GitHub Actions uses the schedule trigger with standard five-field cron syntax. All schedules run in UTC and there is no way to change the timezone. GitHub may delay scheduled workflows during periods of high load, so they are not suitable for time-critical tasks:

on:
  schedule:
    - cron: '30 9 * * 1-5'  # 9:30 AM UTC, weekdays

AWS EventBridge (CloudWatch Events)

AWS uses a six-field cron format that adds a year field and replaces some features. AWS cron uses ? (no specific value) for either day-of-month or day-of-week — you must use ? in one of the two fields.

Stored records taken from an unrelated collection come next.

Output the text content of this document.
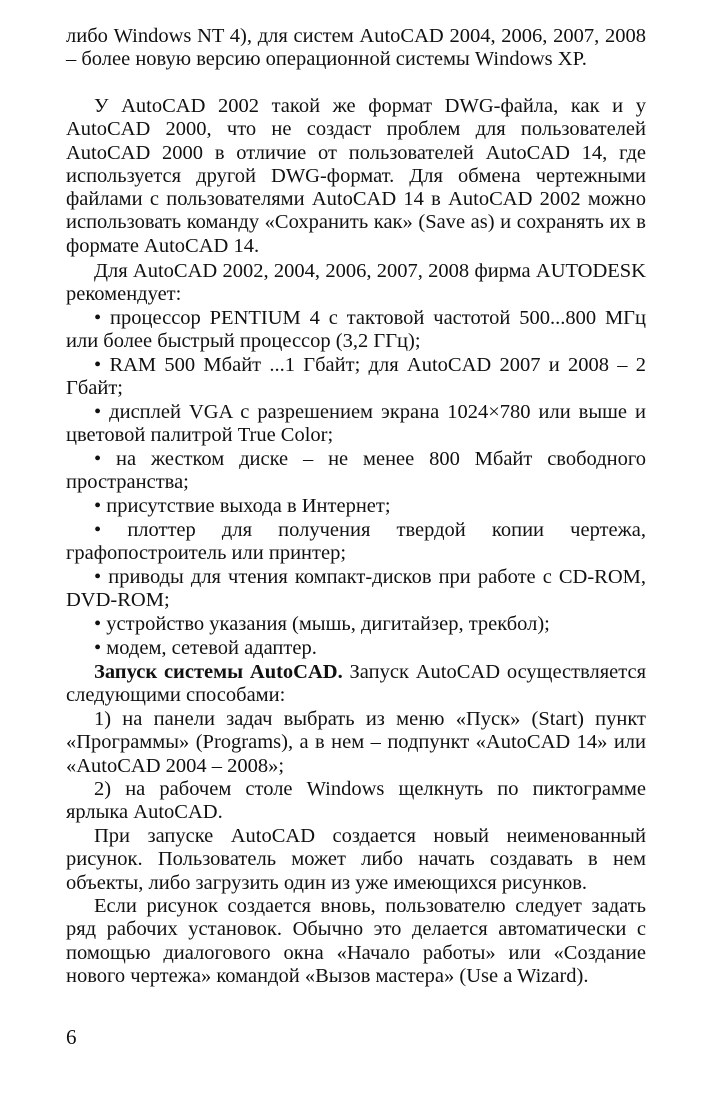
либо Windows NT 4), для систем AutoCAD 2004, 2006, 2007, 2008 – более новую версию операционной системы Windows XP.

У AutoCAD 2002 такой же формат DWG-файла, как и у AutoCAD 2000, что не создаст проблем для пользователей AutoCAD 2000 в отличие от пользователей AutoCAD 14, где используется другой DWG-формат. Для обмена чертежными файлами с пользователями AutoCAD 14 в AutoCAD 2002 можно использовать команду «Сохранить как» (Save as) и сохранять их в формате AutoCAD 14.

Для AutoCAD 2002, 2004, 2006, 2007, 2008 фирма AUTODESK рекомендует:

• процессор PENTIUM 4 с тактовой частотой 500...800 МГц или более быстрый процессор (3,2 ГГц);

• RAM 500 Мбайт ...1 Гбайт; для AutoCAD 2007 и 2008 – 2 Гбайт;

• дисплей VGA с разрешением экрана 1024×780 или выше и цветовой палитрой True Color;

• на жестком диске – не менее 800 Мбайт свободного пространства;

• присутствие выхода в Интернет;

• плоттер для получения твердой копии чертежа, графопостроитель или принтер;

• приводы для чтения компакт-дисков при работе с CD-ROM, DVD-ROM;

• устройство указания (мышь, дигитайзер, трекбол);

• модем, сетевой адаптер.

Запуск системы AutoCAD. Запуск AutoCAD осуществляется следующими способами:

1) на панели задач выбрать из меню «Пуск» (Start) пункт «Программы» (Programs), а в нем – подпункт «AutoCAD 14» или «AutoCAD 2004 – 2008»;

2) на рабочем столе Windows щелкнуть по пиктограмме ярлыка AutoCAD.

При запуске AutoCAD создается новый неименованный рисунок. Пользователь может либо начать создавать в нем объекты, либо загрузить один из уже имеющихся рисунков.

Если рисунок создается вновь, пользователю следует задать ряд рабочих установок. Обычно это делается автоматически с помощью диалогового окна «Начало работы» или «Создание нового чертежа» командой «Вызов мастера» (Use a Wizard).

6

All schedules run in UTC by default:

# AWS EventBridge cron (6 fields, note the ? and year)
cron(30 9 ? * MON-FRI *)  # 9:30 AM UTC, weekdays

Kubernetes CronJob

Kubernetes CronJobs use standard five-field cron syntax. The schedule is evaluated in the timezone of the kube-controller-manager, which is typically UTC. Starting with Kubernetes 1.27, you can set the .spec.timeZone field to an IANA timezone name:

apiVersion: batch/v1
kind: CronJob
metadata:
  name: nightly-backup
spec:
  schedule: "0 2 * * *"
  timeZone: "America/New_York"
  jobTemplate:
    spec:
      template:
        spec:
          containers:
          - name: backup
            image: backup-tool:latest
            command: ["/bin/sh", "-c", "run-backup.sh"]
          restartPolicy: OnFailure

Regardless of the platform, the core five-field syntax is the same. Learn it once, and you can schedule jobs anywhere.